The Student News Site of Tarrant County College

The Collegian

The Student News Site of Tarrant County College

The Collegian

The Student News Site of Tarrant County College

The Collegian

Take HIV seriously, health experts say

By Leyla Oun/reporter

During childhood, the boogey-man was the most terrifying concept to lurk beneath the covers, but entering adulthood, the possibility of contracting HIV through sex reigns supreme on an adult’s bedsheet fears.

College students have heard the horror stories, have heard the constant warnings to practice safe sex and to get tested, but it often seem to fall on deaf ears.

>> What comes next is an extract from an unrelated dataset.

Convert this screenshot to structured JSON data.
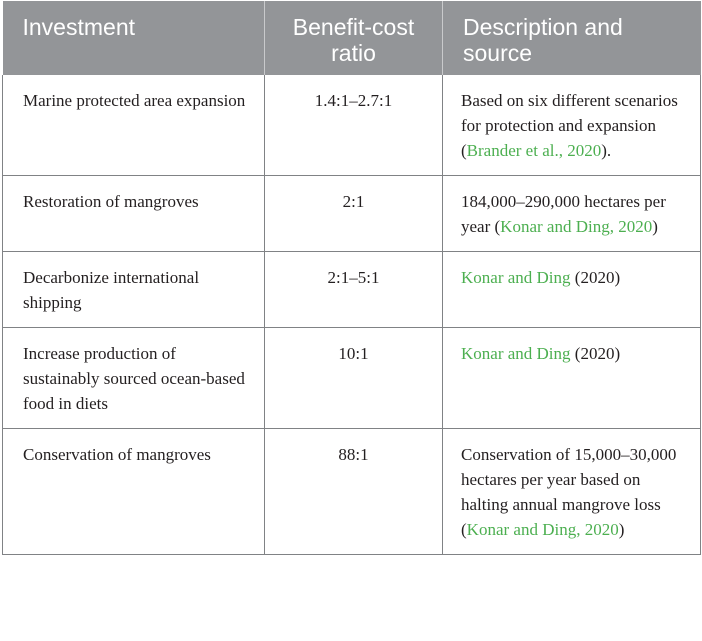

While Ebola had students and young adults washing their hands vigorously and alienating themselves from friends who were unfortunate enough to sneeze in their directions, only four people have contracted Ebola so far in the United States.

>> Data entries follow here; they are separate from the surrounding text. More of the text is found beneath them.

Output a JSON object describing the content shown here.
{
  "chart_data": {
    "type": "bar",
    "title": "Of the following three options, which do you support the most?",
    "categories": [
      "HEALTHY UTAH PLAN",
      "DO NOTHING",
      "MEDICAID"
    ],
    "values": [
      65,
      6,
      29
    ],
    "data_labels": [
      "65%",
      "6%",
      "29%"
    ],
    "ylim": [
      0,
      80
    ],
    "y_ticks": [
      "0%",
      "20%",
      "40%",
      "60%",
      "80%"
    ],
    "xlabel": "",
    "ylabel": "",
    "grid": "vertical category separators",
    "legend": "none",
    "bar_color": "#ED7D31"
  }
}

Illustration by Paulina Perez/The Collegian
Illustration by Paulina Perez/The Collegian

According to the Centers for Disease Control and Prevention, the HIV virus, however, infects 50,000 people each year and, unlike Ebola, has no cure.

An estimated 10,456 young people were diagnosed with HIV in 2011, the latest year for which statistics are available. They represented 21 percent of an estimated 50,199 people diagnosed during that year.

While the percentage is relatively low, the CDC reported that at the end of 2010, an estimated 11,413 young people with an AIDS diagnosis had died in the United States since the HIV epidemic began in the 1980s.

Despite all the publicity about AIDS and HIV in America, many young adults ignore the evidence.

According to the Texas Department of State Health Services, 30 percent of all new HIV infections in Tarrant County were among young people 15 to 24. The rate of new HIV/AIDS increased 36 percent among 15-to-24 year olds in the county.

All TCC campuses offer free and confidential HIV screenings provided by AIDS Outreach and MHMR Street Outreach twice a month. During their visits, students can be tested and have results within a week.

“Know your HIV status,” said Randy Parsons, director of Think Before You Sleep HIV Testing and Education. “Know the HIV status of your partner. The safest way to prevent HIV is to abstain from sex outside of a committed, monogamous relationship with an HIV-negative partner.”

Parsons urged college students to take part in the free testing offered and to be wary of what precautions should be taken.

“The 18-to-24 year old range is the fastest-growing HIV-infected group,” he said. “The reasons why are so broad … they include ignorance to personal status, multiple partners, thinking ‘It won’t happen to me,’ too much to drink and don’t know what happened.”

Liz Lowry, SE health services coordinator, said students should abandon denial and become informed.

“I would encourage students to come by health services and pick up some of our educational materials so that they can be knowledgeable about HIV and other STDs,” she said. “Our staff of registered nurses is also able to answer questions and provide referrals as needed.”

Some students have also joined in the fight to raise awareness.

Jhericca Johnson, a recent South Campus graduate, reflected on her close encounter.

“A former boyfriend-turned-friend asked to crash on my couch one night out of the blue,” she said. “That night he started flirting with me and started asking to get busy, and I said no. Not 30 minutes later he comes out of the bathroom complaining about how it hurts to pee since he had a one-night stand with some other girl.

“Come to find out, he had HIV and he was wanting to sleep with me when he knew damn well that maybe he might have contracted something.”

Johnson thought her story could serve as a warning for others.

“If you’ve had unprotected sex, you need to be tested,” she said. “Sometimes you should just check for the sake of checking — you can never be too careful.”